Scholars and civil rights advocates say the rash of episodes reflects the country's continued tensions over race.

"It's something in our culture that never goes away even though all this progress has been made," says Philip Dray, a New York writer on black history who authored At the Hands of Persons Unknown: The Lynching of Black America. "Below the surface remains a hostility and distrust that can be easily awakened. … You can have a situation where people go along for years, and then an incident triggers it and you have this kind of eruption."

He says nooses are an unmistakable act of hostility toward blacks, given the country's history of 4,000 lynchings of black men in the 19th and 20th centuries.

The Model Secondary School, where half of the 175 students are minorities, hired a consultant after the Sept. 29 attack to train the faculty and staff to deal with racism, says Dean Kathy Jankowski.

She says the school already sponsored diversity assemblies and cultural festivals and assigns students to sit at different tables during lunch so they can learn about other groups.

That's why the attack was so surprising, she says.

"It's very disappointing," Jankowski says. "We've have done so much to promote diversity, and it still happens. … It tells me we need to do more."

On Sept. 20, the day more than 20,000 people from across the country rallied in Jena, La., to support the Jena Six, Rosalyn Carpenter of Nashville couldn't believe it when she saw a red pickup drive by with a noose hanging from the back.

She and other demonstrators were in Alexandria, near Jena, waiting for their tour bus home.

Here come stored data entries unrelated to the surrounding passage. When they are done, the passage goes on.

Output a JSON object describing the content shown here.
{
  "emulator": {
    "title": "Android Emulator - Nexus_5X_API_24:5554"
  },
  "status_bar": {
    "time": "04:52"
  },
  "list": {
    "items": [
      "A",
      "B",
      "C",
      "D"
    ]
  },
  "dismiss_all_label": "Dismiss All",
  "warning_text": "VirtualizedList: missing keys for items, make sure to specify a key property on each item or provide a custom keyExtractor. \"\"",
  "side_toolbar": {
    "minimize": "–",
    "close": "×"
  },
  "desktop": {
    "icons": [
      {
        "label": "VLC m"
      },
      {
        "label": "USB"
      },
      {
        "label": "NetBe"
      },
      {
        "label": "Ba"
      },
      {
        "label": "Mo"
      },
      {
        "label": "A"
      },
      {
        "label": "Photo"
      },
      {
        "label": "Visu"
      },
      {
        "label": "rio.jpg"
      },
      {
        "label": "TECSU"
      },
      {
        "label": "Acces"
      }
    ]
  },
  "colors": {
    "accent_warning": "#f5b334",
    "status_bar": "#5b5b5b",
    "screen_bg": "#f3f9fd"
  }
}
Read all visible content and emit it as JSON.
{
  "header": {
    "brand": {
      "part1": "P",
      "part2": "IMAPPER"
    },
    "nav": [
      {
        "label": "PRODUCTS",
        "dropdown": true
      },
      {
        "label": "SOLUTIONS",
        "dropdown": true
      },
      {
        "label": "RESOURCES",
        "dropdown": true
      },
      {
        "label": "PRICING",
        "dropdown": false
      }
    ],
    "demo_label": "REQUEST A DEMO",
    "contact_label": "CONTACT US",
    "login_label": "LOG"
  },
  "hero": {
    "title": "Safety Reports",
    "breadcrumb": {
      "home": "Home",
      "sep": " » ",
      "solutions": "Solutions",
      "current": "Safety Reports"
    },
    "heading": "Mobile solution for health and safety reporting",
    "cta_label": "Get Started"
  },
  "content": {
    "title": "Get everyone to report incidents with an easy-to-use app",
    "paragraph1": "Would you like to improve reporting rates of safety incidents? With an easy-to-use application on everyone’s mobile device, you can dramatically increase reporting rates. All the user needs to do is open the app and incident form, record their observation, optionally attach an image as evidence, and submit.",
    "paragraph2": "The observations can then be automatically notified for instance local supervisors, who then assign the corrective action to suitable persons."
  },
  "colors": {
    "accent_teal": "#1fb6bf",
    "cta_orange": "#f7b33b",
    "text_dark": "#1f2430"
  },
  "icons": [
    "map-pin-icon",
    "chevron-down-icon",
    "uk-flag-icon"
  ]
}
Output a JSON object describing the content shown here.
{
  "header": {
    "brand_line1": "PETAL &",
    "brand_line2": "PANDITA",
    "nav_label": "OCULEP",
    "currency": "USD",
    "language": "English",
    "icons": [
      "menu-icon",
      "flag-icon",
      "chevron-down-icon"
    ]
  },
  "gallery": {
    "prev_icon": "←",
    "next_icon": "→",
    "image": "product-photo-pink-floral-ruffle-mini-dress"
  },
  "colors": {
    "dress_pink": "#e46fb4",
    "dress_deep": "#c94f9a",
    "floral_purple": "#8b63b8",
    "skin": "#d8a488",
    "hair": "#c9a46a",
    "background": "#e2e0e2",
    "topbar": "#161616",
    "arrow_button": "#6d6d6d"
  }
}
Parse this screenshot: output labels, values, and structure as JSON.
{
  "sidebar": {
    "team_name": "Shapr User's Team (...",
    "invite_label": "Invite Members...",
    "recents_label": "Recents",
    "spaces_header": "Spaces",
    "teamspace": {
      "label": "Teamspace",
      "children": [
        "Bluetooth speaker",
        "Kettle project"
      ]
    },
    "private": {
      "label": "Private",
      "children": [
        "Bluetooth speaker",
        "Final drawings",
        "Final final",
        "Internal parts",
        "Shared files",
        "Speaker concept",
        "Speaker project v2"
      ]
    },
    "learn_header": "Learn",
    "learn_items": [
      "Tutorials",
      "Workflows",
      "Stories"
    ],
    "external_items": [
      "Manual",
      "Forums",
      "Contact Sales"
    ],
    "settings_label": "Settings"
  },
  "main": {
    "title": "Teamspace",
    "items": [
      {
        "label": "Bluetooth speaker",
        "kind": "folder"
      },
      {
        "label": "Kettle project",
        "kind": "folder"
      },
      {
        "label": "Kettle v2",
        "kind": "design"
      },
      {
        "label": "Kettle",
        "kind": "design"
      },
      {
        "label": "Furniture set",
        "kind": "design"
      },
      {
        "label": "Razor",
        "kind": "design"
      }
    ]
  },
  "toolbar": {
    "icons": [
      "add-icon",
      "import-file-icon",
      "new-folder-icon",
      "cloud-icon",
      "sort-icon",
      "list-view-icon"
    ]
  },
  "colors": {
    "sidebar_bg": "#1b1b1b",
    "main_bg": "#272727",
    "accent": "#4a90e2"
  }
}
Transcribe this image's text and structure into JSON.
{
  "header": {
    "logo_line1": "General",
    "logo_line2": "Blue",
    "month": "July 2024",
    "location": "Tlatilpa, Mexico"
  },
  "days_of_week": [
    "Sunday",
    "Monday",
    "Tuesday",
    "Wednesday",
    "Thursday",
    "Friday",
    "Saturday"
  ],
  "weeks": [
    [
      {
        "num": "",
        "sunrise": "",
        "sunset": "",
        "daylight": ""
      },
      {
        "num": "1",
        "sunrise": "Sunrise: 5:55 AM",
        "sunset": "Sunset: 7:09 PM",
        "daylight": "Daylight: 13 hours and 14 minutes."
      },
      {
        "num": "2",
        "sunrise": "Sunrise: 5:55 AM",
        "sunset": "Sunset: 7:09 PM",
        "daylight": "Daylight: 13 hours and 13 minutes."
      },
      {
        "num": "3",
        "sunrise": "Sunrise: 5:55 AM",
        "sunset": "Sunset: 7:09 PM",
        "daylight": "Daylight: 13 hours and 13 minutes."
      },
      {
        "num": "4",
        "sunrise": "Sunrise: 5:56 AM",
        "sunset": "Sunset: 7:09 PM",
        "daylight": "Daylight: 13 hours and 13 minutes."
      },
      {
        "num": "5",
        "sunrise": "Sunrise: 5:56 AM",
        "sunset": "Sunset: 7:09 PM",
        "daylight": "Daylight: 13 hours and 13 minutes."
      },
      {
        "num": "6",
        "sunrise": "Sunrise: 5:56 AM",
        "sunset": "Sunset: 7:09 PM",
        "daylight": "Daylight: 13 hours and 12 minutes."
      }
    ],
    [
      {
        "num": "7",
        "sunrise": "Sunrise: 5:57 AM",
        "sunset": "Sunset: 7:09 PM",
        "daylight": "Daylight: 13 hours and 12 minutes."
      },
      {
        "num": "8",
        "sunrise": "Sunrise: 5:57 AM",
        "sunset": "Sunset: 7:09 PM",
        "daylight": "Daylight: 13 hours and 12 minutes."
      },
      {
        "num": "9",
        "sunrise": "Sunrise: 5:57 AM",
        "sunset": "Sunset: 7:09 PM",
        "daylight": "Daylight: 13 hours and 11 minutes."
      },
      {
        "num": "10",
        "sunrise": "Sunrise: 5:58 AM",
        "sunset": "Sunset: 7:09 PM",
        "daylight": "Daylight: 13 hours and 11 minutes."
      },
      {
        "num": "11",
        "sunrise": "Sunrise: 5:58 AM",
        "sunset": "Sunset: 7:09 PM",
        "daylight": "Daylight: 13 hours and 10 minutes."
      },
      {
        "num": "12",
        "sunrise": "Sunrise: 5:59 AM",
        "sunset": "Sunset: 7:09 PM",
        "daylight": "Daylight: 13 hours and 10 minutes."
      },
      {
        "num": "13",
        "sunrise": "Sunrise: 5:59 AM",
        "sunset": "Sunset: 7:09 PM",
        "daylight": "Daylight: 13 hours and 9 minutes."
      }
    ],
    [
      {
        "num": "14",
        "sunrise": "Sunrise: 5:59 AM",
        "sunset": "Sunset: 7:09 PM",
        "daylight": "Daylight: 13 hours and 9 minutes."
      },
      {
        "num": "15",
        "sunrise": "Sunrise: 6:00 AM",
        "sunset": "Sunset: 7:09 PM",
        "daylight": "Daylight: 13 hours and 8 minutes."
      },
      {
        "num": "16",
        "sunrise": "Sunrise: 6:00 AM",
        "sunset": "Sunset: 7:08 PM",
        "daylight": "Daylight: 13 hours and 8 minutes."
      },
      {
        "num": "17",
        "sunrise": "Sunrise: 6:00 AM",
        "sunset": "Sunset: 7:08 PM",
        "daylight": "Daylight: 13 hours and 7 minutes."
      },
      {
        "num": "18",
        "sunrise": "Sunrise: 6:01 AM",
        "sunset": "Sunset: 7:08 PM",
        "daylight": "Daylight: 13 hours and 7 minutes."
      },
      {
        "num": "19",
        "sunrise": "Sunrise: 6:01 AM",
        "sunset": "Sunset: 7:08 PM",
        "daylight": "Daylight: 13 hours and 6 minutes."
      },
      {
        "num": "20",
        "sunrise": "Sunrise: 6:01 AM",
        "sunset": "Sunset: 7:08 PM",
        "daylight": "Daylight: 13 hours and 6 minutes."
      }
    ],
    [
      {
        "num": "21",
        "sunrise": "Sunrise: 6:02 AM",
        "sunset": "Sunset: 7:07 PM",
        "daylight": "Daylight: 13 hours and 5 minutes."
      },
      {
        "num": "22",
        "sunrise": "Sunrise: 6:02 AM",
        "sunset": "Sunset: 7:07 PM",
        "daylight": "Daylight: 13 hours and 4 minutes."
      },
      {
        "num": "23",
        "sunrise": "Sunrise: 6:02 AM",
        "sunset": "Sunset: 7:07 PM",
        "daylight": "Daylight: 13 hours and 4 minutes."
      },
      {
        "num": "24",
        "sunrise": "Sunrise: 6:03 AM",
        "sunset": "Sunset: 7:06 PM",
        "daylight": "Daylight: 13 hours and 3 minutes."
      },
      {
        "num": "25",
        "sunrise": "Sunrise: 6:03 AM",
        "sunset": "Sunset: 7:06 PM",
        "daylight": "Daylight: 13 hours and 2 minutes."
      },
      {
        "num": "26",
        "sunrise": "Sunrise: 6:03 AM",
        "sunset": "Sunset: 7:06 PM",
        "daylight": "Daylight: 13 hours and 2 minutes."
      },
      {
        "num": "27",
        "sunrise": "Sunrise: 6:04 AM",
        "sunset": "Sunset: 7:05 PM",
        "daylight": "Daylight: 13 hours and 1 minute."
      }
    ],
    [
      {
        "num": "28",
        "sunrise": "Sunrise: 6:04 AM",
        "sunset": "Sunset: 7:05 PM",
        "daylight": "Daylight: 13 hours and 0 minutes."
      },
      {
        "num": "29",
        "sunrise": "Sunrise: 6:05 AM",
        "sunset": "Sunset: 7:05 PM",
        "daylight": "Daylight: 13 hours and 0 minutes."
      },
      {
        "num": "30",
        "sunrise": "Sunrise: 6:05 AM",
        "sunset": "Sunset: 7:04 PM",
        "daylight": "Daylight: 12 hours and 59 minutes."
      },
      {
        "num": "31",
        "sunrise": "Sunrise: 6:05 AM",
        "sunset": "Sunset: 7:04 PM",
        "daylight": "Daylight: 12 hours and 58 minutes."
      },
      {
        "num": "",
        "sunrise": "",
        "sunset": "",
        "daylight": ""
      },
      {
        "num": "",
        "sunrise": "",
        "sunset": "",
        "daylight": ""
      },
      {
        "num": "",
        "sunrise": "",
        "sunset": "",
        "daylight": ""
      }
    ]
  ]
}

"It was so bizarre," says Carpenter, president and CEO of the Urban League of Middle Tennessee. "To me it spoke to where we were, in the Deep South, and what is acceptable and what is allowed. … We need to get it together when it comes to issues of race."

Two males, 18 and 16, were arrested. The older teen was charged with contributing to the delinquency of a minor, driving while intoxicated and inciting to riot.

In Winchester, Ky., four teens were charged in August with terroristic threats for taunting a black classmate with drawings of a noose, a Confederate flag and someone being whipped and lynched. The mother of one says her 17-year-old son wasn't doing it because of Jena.

"I know he meant nothing by it," says Lois Cotton. "I know he's not racist. He said he was just joking around. They were passing time in class."

She says her son didn't understand the impact of the drawings and has apologized. "I think he understands how serious this thing is," Cotton says.